But the medical value of cannabis is actually a very old story. The only thing new is the part about it being safe.

Cannabis was widely used in Medicine from the mid-1800s through the early 20th century. Before it became a political hot potato or a reservoir for moral angst, cannabis was just an ordinary medicine. It was nothing more than another tool in the box for the turn-of-the-last-century physician.

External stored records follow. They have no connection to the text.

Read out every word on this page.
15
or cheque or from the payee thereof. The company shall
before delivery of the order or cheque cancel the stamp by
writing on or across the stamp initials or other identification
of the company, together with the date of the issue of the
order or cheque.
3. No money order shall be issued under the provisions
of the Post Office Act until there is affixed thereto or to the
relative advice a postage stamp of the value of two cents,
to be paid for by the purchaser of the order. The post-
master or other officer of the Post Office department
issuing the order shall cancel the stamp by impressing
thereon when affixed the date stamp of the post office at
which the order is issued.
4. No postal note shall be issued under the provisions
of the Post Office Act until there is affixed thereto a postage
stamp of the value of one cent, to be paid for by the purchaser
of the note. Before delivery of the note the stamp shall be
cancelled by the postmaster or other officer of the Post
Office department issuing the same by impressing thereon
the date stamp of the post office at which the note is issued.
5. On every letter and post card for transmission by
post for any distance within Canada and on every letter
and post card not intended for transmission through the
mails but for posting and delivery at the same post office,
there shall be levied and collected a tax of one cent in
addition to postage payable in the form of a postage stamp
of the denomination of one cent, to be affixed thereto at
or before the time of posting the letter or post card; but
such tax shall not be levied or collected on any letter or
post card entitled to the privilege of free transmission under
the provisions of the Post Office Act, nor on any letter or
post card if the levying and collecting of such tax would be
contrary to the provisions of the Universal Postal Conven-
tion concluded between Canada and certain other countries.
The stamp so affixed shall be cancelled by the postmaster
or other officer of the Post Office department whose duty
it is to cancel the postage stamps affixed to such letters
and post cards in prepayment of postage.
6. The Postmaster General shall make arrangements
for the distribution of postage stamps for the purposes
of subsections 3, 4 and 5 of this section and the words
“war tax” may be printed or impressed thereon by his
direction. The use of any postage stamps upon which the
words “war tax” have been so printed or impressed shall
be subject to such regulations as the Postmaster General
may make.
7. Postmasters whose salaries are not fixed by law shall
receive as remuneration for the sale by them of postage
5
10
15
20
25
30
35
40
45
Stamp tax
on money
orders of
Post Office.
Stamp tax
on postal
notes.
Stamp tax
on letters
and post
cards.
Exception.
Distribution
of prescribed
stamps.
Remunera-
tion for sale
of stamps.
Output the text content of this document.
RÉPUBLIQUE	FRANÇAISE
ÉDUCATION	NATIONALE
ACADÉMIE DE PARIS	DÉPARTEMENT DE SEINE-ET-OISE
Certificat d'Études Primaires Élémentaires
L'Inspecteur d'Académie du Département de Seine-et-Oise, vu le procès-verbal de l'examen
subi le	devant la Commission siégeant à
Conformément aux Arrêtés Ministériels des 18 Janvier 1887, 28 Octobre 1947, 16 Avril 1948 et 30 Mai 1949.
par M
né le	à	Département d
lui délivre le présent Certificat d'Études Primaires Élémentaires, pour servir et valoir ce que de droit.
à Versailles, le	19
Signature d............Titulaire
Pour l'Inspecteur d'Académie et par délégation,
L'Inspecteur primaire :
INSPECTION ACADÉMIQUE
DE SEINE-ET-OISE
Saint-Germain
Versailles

Pharmacology textbooks of the era covered cannabis as matter-of-factly as they did everything else. They described what it looks like, what it smells like, how to prepare and store it, and what it’s useful for. One text specifies that physicians should keep 4 ounces of Cannabis Indica in stock at all times – and should also carry some in their house call bag. The books also, of course, described the side effects.

Readers of these century-old textbooks will find that most of today’s medical applications of marijuana were known as far back as the 1880s. Among other indications (like gonorrhea), cannabis was recommended to treat: pain, insomnia, anxiety, muscle spasms, visual problems, psychiatric conditions, gastrointestinal problems and so on.

But there is one remarkable difference between then and now.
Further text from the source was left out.